La tomate, c’est comme tout ! Pour mieux l’aimer, il faut la respecter, la découvrir, la comprendre. Alors nous avons réalisé cette “compilation” d’informations et d’anecdotes utiles et parfois futiles… pour vous pousser à en savoir plus sur ce fruit fantastique, finalement nouveau car on ne le consomme en France que depuis la révolution française (il y a un peu plus de 200 ans), tropical (chaleur et humidité attendues), goûteux (avec une palette aromatique très large compte tenu du nombre de variétés) et précieux (pour la forme, la santé et son registre culinaire si accompli).

Le froid casse le goût

Conserver les tomates à une température proche de 12-14 °C, mais surtout ne pas les stocker au réfrigérateur… le froid casse définitivement leur goût.

La pôvre

La tomate est pauvre en calories (15 kcal pour 100 g, soit 63 kJoules).

Désirée

En France, 95% des foyers achètent des tomates, et en consomment en moyenne 15,3 kg annuellement (chiffres 2015).

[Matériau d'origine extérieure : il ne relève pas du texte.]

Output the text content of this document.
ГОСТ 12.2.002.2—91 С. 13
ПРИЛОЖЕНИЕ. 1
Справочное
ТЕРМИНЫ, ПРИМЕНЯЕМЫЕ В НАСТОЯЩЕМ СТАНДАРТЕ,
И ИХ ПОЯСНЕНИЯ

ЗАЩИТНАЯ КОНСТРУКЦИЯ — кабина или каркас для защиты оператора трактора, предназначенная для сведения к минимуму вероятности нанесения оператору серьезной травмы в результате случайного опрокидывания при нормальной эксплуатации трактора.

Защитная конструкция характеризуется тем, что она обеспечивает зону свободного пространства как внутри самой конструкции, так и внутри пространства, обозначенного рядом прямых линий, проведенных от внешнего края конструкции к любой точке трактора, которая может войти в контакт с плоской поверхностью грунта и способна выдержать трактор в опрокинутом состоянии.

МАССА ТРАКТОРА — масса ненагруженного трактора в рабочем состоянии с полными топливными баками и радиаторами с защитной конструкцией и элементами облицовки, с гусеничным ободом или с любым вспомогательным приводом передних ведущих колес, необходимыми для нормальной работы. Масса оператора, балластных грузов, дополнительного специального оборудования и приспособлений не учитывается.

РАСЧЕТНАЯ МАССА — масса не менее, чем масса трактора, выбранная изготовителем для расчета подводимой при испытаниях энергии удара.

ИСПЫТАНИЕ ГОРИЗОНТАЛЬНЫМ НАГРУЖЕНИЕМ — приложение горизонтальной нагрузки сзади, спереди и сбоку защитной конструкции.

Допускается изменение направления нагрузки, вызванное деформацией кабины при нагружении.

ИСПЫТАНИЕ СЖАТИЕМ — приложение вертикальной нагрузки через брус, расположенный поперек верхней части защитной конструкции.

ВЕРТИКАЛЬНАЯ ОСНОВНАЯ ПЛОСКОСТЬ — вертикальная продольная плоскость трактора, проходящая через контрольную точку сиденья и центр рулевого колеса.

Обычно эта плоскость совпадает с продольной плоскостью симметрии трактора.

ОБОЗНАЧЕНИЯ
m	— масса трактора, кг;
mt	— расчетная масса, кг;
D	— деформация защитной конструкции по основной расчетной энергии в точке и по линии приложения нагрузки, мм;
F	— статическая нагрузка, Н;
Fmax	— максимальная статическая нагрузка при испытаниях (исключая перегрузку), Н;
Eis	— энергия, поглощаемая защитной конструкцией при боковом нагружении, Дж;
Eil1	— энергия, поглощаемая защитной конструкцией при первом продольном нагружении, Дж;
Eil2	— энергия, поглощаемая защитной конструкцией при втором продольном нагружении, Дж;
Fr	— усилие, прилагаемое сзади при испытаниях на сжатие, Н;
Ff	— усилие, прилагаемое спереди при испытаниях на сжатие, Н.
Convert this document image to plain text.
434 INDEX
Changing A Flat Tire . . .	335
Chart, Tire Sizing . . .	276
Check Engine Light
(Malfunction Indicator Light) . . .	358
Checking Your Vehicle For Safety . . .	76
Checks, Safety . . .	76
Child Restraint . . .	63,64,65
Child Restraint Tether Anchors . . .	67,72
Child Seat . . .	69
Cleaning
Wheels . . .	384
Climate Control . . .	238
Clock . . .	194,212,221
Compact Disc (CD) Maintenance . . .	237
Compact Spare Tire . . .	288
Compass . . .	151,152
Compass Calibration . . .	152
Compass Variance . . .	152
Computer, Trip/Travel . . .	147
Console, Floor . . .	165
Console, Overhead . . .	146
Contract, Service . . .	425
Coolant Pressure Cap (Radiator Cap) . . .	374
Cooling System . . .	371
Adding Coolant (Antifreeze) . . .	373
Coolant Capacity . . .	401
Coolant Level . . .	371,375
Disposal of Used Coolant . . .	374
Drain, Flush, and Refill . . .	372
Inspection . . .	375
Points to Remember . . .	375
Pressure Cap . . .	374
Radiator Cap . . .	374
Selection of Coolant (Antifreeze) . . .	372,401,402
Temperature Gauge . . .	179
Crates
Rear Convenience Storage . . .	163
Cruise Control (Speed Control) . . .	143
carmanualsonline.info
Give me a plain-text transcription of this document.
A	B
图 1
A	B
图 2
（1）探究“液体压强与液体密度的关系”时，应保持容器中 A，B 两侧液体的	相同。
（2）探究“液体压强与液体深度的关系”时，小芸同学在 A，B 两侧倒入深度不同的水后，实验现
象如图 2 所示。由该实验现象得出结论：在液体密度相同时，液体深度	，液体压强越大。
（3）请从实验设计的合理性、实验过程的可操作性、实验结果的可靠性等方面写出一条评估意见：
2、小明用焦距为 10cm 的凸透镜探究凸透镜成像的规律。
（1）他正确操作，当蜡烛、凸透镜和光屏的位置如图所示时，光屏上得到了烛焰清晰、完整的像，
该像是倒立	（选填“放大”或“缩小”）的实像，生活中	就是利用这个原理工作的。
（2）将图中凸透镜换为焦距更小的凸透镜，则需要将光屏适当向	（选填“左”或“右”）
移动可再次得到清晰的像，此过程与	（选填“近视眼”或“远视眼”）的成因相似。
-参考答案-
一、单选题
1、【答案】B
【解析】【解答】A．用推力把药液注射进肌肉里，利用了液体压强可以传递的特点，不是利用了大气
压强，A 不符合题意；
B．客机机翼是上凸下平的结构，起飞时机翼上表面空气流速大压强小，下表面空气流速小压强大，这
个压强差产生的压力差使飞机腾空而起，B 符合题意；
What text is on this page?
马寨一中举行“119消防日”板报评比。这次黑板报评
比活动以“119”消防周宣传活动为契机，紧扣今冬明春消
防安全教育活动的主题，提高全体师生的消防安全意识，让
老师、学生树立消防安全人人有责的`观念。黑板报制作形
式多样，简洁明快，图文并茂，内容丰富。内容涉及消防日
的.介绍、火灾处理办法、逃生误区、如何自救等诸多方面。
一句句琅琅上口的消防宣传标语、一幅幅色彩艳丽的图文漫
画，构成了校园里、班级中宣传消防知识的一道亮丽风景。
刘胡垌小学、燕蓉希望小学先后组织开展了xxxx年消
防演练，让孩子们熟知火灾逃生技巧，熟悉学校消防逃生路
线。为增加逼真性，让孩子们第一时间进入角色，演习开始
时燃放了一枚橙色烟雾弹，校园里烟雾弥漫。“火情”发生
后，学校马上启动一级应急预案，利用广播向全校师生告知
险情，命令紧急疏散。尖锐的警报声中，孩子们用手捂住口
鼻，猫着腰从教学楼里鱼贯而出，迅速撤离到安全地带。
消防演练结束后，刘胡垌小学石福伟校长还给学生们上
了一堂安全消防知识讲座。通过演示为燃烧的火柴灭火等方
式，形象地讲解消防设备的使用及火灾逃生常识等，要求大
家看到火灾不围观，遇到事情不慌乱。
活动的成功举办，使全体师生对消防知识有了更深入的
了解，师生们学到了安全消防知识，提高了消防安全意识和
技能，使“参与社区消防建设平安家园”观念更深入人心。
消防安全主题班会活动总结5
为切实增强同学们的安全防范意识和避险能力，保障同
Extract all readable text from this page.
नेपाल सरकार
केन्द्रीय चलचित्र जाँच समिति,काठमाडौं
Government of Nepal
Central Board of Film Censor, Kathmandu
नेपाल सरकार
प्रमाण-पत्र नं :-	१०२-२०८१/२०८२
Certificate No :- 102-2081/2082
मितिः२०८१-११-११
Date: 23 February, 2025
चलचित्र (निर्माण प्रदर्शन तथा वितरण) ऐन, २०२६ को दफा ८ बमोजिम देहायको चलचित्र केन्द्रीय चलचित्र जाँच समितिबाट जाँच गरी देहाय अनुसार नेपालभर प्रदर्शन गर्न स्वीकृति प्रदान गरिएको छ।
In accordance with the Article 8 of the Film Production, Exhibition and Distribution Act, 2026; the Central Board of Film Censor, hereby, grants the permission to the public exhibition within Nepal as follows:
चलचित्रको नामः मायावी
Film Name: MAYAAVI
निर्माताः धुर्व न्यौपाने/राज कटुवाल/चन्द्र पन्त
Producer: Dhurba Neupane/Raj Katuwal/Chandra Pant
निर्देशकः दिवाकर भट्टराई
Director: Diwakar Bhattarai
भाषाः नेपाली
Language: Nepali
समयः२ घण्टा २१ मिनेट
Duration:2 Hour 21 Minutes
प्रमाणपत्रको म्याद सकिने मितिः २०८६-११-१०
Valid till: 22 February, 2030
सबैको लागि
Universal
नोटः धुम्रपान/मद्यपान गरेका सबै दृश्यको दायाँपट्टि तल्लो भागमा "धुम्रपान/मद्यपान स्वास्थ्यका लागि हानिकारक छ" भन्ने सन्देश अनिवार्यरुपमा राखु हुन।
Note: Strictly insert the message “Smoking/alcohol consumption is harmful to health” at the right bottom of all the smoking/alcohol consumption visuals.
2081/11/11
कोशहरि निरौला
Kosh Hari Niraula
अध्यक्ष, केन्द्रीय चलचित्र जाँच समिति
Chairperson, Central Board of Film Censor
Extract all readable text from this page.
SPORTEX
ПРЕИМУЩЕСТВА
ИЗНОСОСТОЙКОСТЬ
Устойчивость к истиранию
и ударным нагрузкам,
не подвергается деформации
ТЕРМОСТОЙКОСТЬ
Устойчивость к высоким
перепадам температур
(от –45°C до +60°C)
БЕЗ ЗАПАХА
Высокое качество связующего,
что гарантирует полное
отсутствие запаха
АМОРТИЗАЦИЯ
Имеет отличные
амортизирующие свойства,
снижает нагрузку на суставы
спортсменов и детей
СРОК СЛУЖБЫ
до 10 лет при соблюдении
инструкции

Au 2e rang des fruits et légumes après la pomme de terre.

Légume ou fruit ?

Bien que considérée comme légume quant à sa place ou son rôle dans les repas, les botanistes qualifient bien la tomate de fruit, dans la mesure où elle présente "une enveloppe charnue servant à contenir les graines".

Les origines de la tomate

La tomate est originaire des plaines andines du Pérou. Plusieurs espèces existent alors en ces contrées, parmi lesquelles la Lypersicum Cesariforme, qui serait l’ancêtre de nos variétés actuelles. Environ 1500 ans avant notre ère, l'agriculture naît chez les peuples désormais sédentaires d'Amérique du Sud et Centrale. Ils pratiquent la culture d'une petite baie rouge qui, prenant du volume et de la saveur, devient indispensable à leur existence. Ce sont les Aztèques qui en développent la culture et la sélection dans la région de Veracruz, au Mexique, lui donnant le nom de tomatl, en langage nahualt.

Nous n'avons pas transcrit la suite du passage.